На юге страх иной. Это страх не перед личностью и ее словами, а перед бездушным механизмом, имя которому: «Бюрократия». Страх перед документами, регламентами, пунктами, параграфами, буквами, таблицами, цифрами. На юге все имеет свой стандарт, свое типовое уложение, свой образец. Мысль ничто! Документ все! Монография ничто! Отчет все! Количество документов столь велико, что неизбежно нарушаешь их пункты, которые попросту противоречат друг другу. А начальственное кресло выбирает, увидеть эту ошибку или нет. Причем решает не как захочет, а тоже исходя из регламентов лишь отчасти ведомым простым смертным.

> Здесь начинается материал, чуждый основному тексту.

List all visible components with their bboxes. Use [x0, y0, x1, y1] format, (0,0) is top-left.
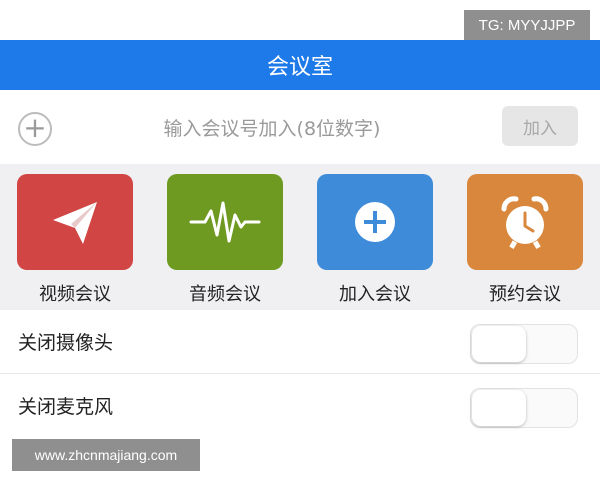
tg-badge: TG: MYYJJPP	[464, 10, 590, 40]
audio-meeting-label: 音频会议	[189, 284, 261, 305]
join-meeting-label: 加入会议	[339, 284, 411, 305]
camera-off-row: 关闭摄像头	[0, 312, 600, 374]
mic-off-toggle[interactable]	[470, 388, 578, 428]
row-divider	[0, 373, 600, 374]
waveform-icon	[189, 201, 261, 243]
page-title: 会议室	[266, 55, 333, 80]
join-meeting-bar: + 加入	[0, 90, 600, 164]
mic-off-row: 关闭麦克风	[0, 376, 600, 438]
toggle-knob	[472, 390, 526, 426]
plus-circle-icon	[355, 202, 395, 242]
schedule-meeting-tile[interactable]	[467, 174, 583, 270]
camera-off-toggle[interactable]	[470, 324, 578, 364]
schedule-meeting-label: 预约会议	[489, 284, 561, 305]
video-meeting-label: 视频会议	[39, 284, 111, 305]
meeting-number-input[interactable]	[80, 110, 464, 148]
audio-meeting-tile[interactable]	[167, 174, 283, 270]
app-header: 会议室	[0, 40, 600, 90]
toggle-knob	[472, 326, 526, 362]
plus-circle-icon[interactable]: +	[18, 112, 52, 146]
mic-off-label: 关闭麦克风	[18, 396, 114, 418]
join-meeting-tile[interactable]	[317, 174, 433, 270]
camera-off-label: 关闭摄像头	[18, 332, 114, 354]
tg-badge-text: TG: MYYJJPP	[478, 16, 576, 34]
paper-plane-icon	[53, 202, 97, 244]
site-watermark: www.zhcnmajiang.com	[12, 439, 200, 471]
feature-tiles: 视频会议 音频会议 加入会议 预约会议	[0, 164, 600, 310]
site-watermark-text: www.zhcnmajiang.com	[34, 447, 178, 463]
join-button[interactable]: 加入	[502, 106, 578, 146]
alarm-clock-icon	[501, 196, 549, 249]
join-button-label: 加入	[523, 118, 557, 139]
video-meeting-tile[interactable]	[17, 174, 133, 270]
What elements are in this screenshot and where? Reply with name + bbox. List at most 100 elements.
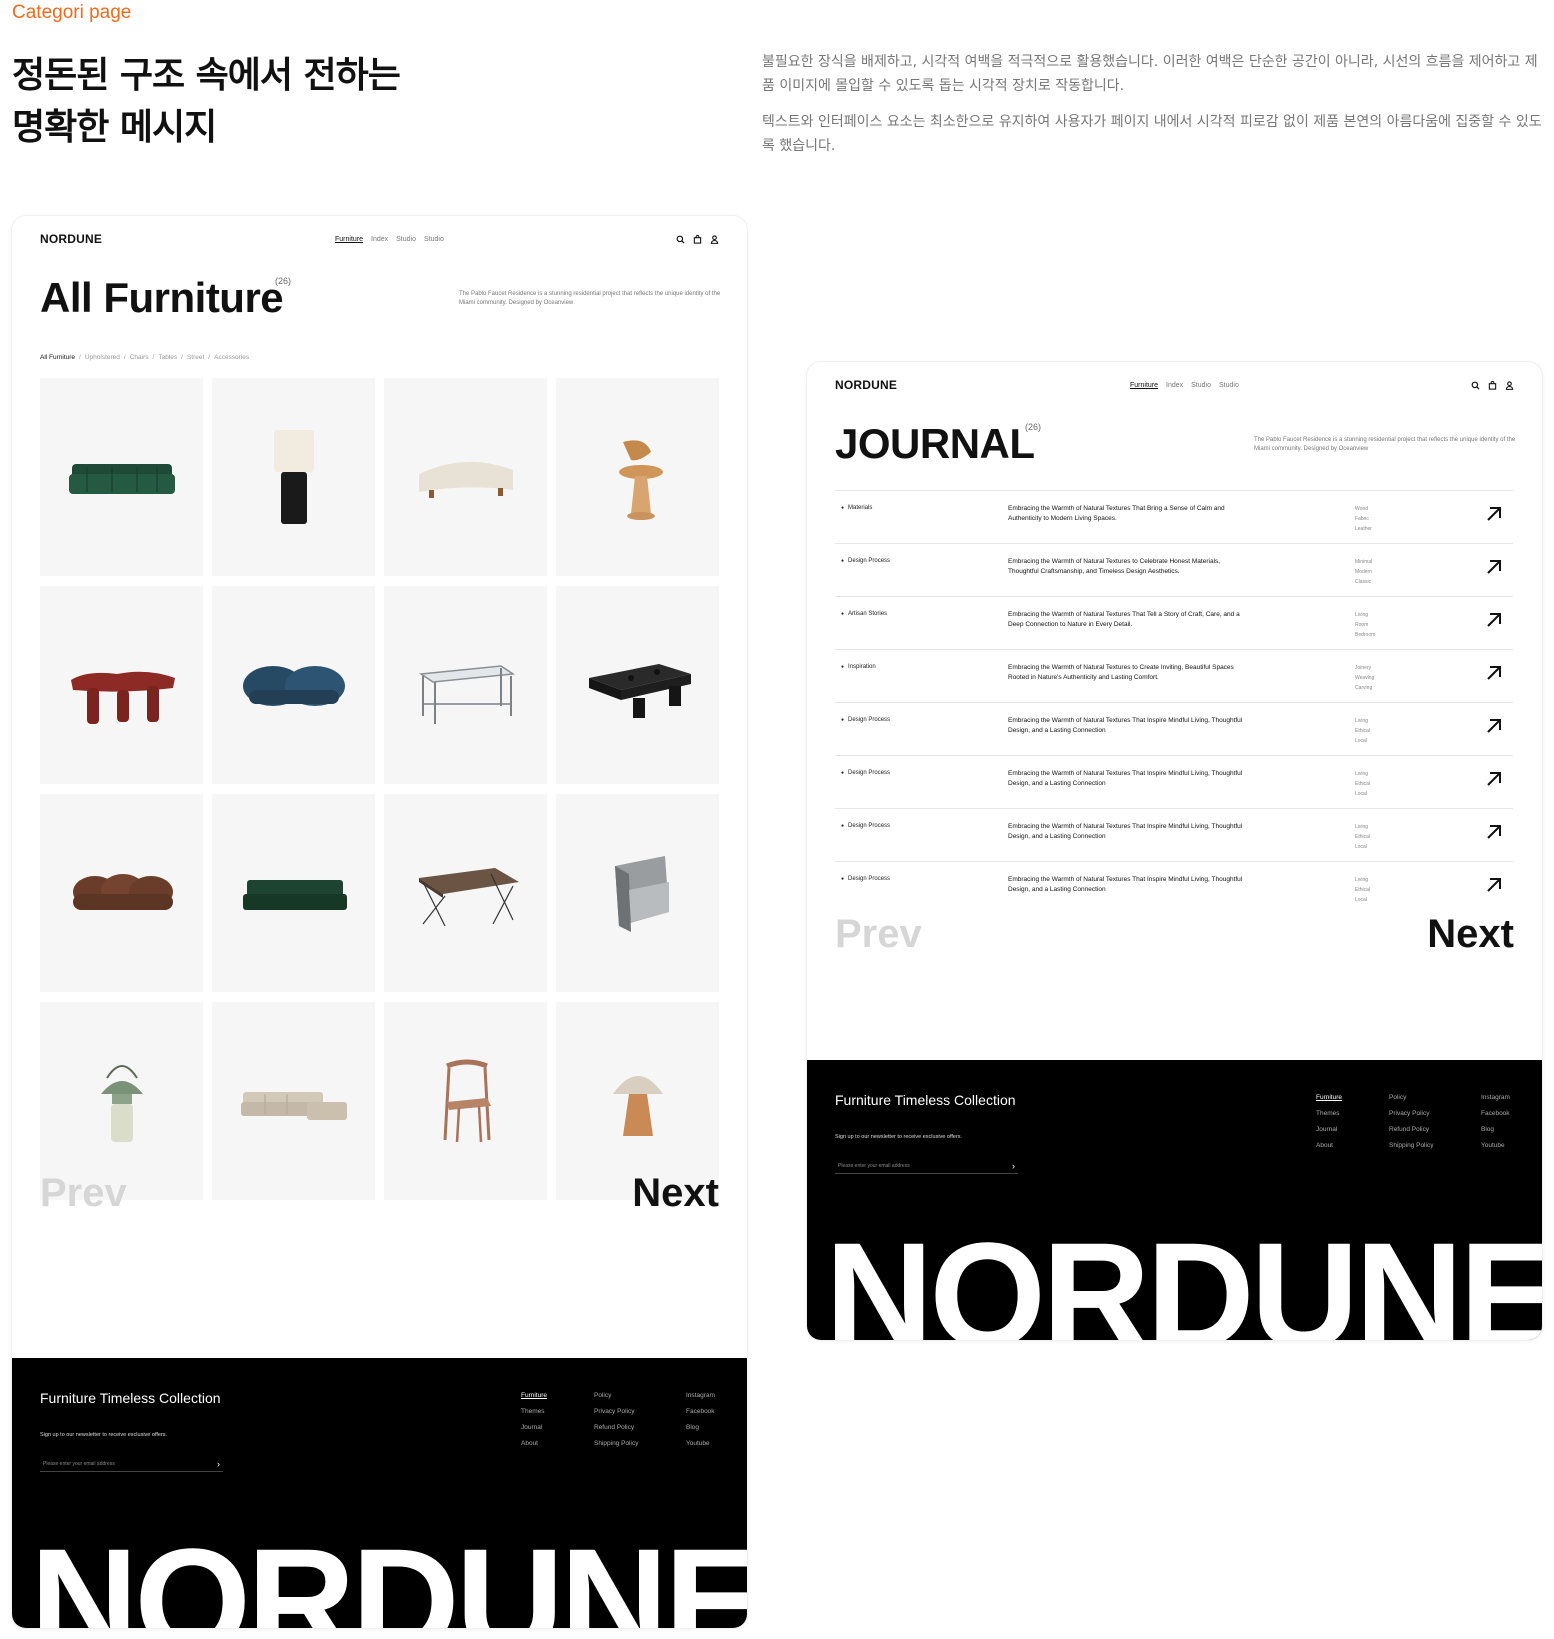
submit-arrow-icon[interactable]: ›	[1012, 1161, 1015, 1171]
nav-link-index[interactable]: Index	[371, 236, 388, 243]
filter-chairs[interactable]: Chairs	[130, 354, 149, 361]
bag-icon[interactable]	[1488, 380, 1497, 390]
journal-category: Design Process	[841, 717, 890, 723]
filter-upholstered[interactable]: Upholstered	[85, 354, 120, 361]
arrow-up-right-icon[interactable]	[1485, 558, 1503, 576]
journal-tags: Living Room Bedroom	[1355, 612, 1376, 638]
filter-street[interactable]: Street	[187, 354, 204, 361]
journal-row[interactable]: Materials Embracing the Warmth of Natura…	[835, 490, 1513, 543]
journal-title[interactable]: Embracing the Warmth of Natural Textures…	[1008, 557, 1243, 577]
footer-link[interactable]: Blog	[686, 1420, 715, 1436]
prev-button[interactable]: Prev	[40, 1171, 127, 1216]
search-icon[interactable]	[676, 235, 685, 244]
footer-link[interactable]: Facebook	[686, 1404, 715, 1420]
footer-link[interactable]: Shipping Policy	[594, 1436, 638, 1452]
journal-title[interactable]: Embracing the Warmth of Natural Textures…	[1008, 822, 1243, 842]
product-card-brown-sofa[interactable]	[40, 794, 203, 992]
product-card-green-bench-sofa[interactable]	[212, 794, 375, 992]
next-button[interactable]: Next	[632, 1171, 719, 1216]
journal-title[interactable]: Embracing the Warmth of Natural Textures…	[1008, 769, 1243, 789]
footer-link[interactable]: Journal	[1316, 1122, 1342, 1138]
journal-title[interactable]: Embracing the Warmth of Natural Textures…	[1008, 663, 1243, 683]
footer-link[interactable]: Facebook	[1481, 1106, 1510, 1122]
nav-link-studio-2[interactable]: Studio	[1219, 382, 1239, 389]
arrow-up-right-icon[interactable]	[1485, 770, 1503, 788]
footer-link[interactable]: Shipping Policy	[1389, 1138, 1433, 1154]
arrow-up-right-icon[interactable]	[1485, 664, 1503, 682]
journal-title[interactable]: Embracing the Warmth of Natural Textures…	[1008, 716, 1243, 736]
product-card-wooden-chair[interactable]	[556, 378, 719, 576]
footer-link[interactable]: Privacy Policy	[1389, 1106, 1433, 1122]
filter-separator: /	[79, 354, 81, 361]
footer-link[interactable]: Instagram	[1481, 1090, 1510, 1106]
nav-link-studio-2[interactable]: Studio	[424, 236, 444, 243]
arrow-up-right-icon[interactable]	[1485, 823, 1503, 841]
product-card-red-table[interactable]	[40, 586, 203, 784]
journal-row[interactable]: Artisan Stories Embracing the Warmth of …	[835, 596, 1513, 649]
footer-link[interactable]: About	[1316, 1138, 1342, 1154]
journal-row[interactable]: Design Process Embracing the Warmth of N…	[835, 702, 1513, 755]
description-paragraph-1: 불필요한 장식을 배제하고, 시각적 여백을 적극적으로 활용했습니다. 이러한…	[762, 54, 1538, 94]
arrow-up-right-icon[interactable]	[1485, 876, 1503, 894]
nav-link-studio[interactable]: Studio	[396, 236, 416, 243]
journal-tags: Joinery Weaving Carving	[1355, 665, 1375, 691]
journal-row[interactable]: Design Process Embracing the Warmth of N…	[835, 861, 1513, 914]
footer-link[interactable]: About	[521, 1436, 547, 1452]
journal-row[interactable]: Design Process Embracing the Warmth of N…	[835, 808, 1513, 861]
product-card-green-sofa[interactable]	[40, 378, 203, 576]
category-filter: All Furniture / Upholstered / Chairs / T…	[40, 354, 249, 361]
product-card-blue-loveseat[interactable]	[212, 586, 375, 784]
filter-tables[interactable]: Tables	[158, 354, 177, 361]
bag-icon[interactable]	[693, 234, 702, 244]
arrow-up-right-icon[interactable]	[1485, 717, 1503, 735]
nav-link-furniture[interactable]: Furniture	[335, 236, 363, 243]
footer-link[interactable]: Journal	[521, 1420, 547, 1436]
footer-link[interactable]: Refund Policy	[594, 1420, 638, 1436]
footer-link[interactable]: Themes	[1316, 1106, 1342, 1122]
arrow-up-right-icon[interactable]	[1485, 505, 1503, 523]
footer-link[interactable]: Instagram	[686, 1388, 715, 1404]
email-input[interactable]: Please enter your email address ›	[40, 1456, 223, 1472]
search-icon[interactable]	[1471, 381, 1480, 390]
product-card-metal-chair[interactable]	[556, 794, 719, 992]
footer-link[interactable]: Blog	[1481, 1122, 1510, 1138]
product-card-curved-sofa[interactable]	[384, 378, 547, 576]
journal-row[interactable]: Design Process Embracing the Warmth of N…	[835, 543, 1513, 596]
nav-link-furniture[interactable]: Furniture	[1130, 382, 1158, 389]
footer-link[interactable]: Policy	[594, 1388, 638, 1404]
footer-wordmark: NORDUNE	[825, 1211, 1542, 1340]
user-icon[interactable]	[1505, 380, 1514, 390]
product-grid	[40, 378, 719, 1200]
footer-link[interactable]: Refund Policy	[1389, 1122, 1433, 1138]
journal-row[interactable]: Inspiration Embracing the Warmth of Natu…	[835, 649, 1513, 702]
journal-title[interactable]: Embracing the Warmth of Natural Textures…	[1008, 610, 1243, 630]
nav-link-index[interactable]: Index	[1166, 382, 1183, 389]
footer-link[interactable]: Youtube	[1481, 1138, 1510, 1154]
filter-all-furniture[interactable]: All Furniture	[40, 354, 75, 361]
product-card-table-lamp[interactable]	[212, 378, 375, 576]
brand-logo[interactable]: NORDUNE	[40, 232, 102, 246]
journal-title[interactable]: Embracing the Warmth of Natural Textures…	[1008, 875, 1243, 895]
brand-logo[interactable]: NORDUNE	[835, 378, 897, 392]
footer-link[interactable]: Furniture	[521, 1388, 547, 1404]
filter-separator: /	[208, 354, 211, 361]
footer-link[interactable]: Privacy Policy	[594, 1404, 638, 1420]
product-card-wood-desk[interactable]	[384, 794, 547, 992]
next-button[interactable]: Next	[1427, 912, 1514, 957]
user-icon[interactable]	[710, 234, 719, 244]
prev-button[interactable]: Prev	[835, 912, 922, 957]
product-card-black-bench[interactable]	[556, 586, 719, 784]
journal-row[interactable]: Design Process Embracing the Warmth of N…	[835, 755, 1513, 808]
submit-arrow-icon[interactable]: ›	[217, 1459, 220, 1469]
nav-link-studio[interactable]: Studio	[1191, 382, 1211, 389]
journal-title[interactable]: Embracing the Warmth of Natural Textures…	[1008, 504, 1243, 524]
footer-link[interactable]: Policy	[1389, 1090, 1433, 1106]
footer-link[interactable]: Youtube	[686, 1436, 715, 1452]
arrow-up-right-icon[interactable]	[1485, 611, 1503, 629]
journal-tags: Living Ethical Local	[1355, 824, 1371, 850]
filter-accessories[interactable]: Accessories	[214, 354, 249, 361]
footer-link[interactable]: Furniture	[1316, 1090, 1342, 1106]
product-card-glass-table[interactable]	[384, 586, 547, 784]
email-input[interactable]: Please enter your email address ›	[835, 1158, 1018, 1174]
footer-link[interactable]: Themes	[521, 1404, 547, 1420]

Любопытно, что в Париже, скверные личности, сами делают из себя скверных личностей. Если ты не возьмешь за идеал госпожу Лефевр, и не будешь создавать из себя именно такой типаж, то неизбежно окажешься жертвой, над которой будут глумиться все остальные, лишь в частных беседах эти остальные будут говорить: «Ну, ты же понимаешь, у меня не было выхода… Это все равно бы случилось, так что от меня ничего не зависело, а свой статус я мог потерять…» и т.д. и т.п. Страх, который как копье держат скверные личности, – это путь для роста скверности в вузе.
А вот на юге начальственные кресла сами рождают страх, дабы скверные личности не возвысились. Но скверным становится уже сам страх, ибо только страх карьерно растет, а личности карьерно же падают, как скверные, так и не очень.
Поэтому в Париже много личностей, хоть и скверных, но все-таки личностей. А вот на юге много скверного страха, а вот личностей нет вообще.
Только проработав преподавателем, я стал отчетливо видеть страх, и со временем накопил его немалую коллекцию. Да, да. Я коллекционирую страхи, а иногда и сам творю экспонаты для моей коллекции.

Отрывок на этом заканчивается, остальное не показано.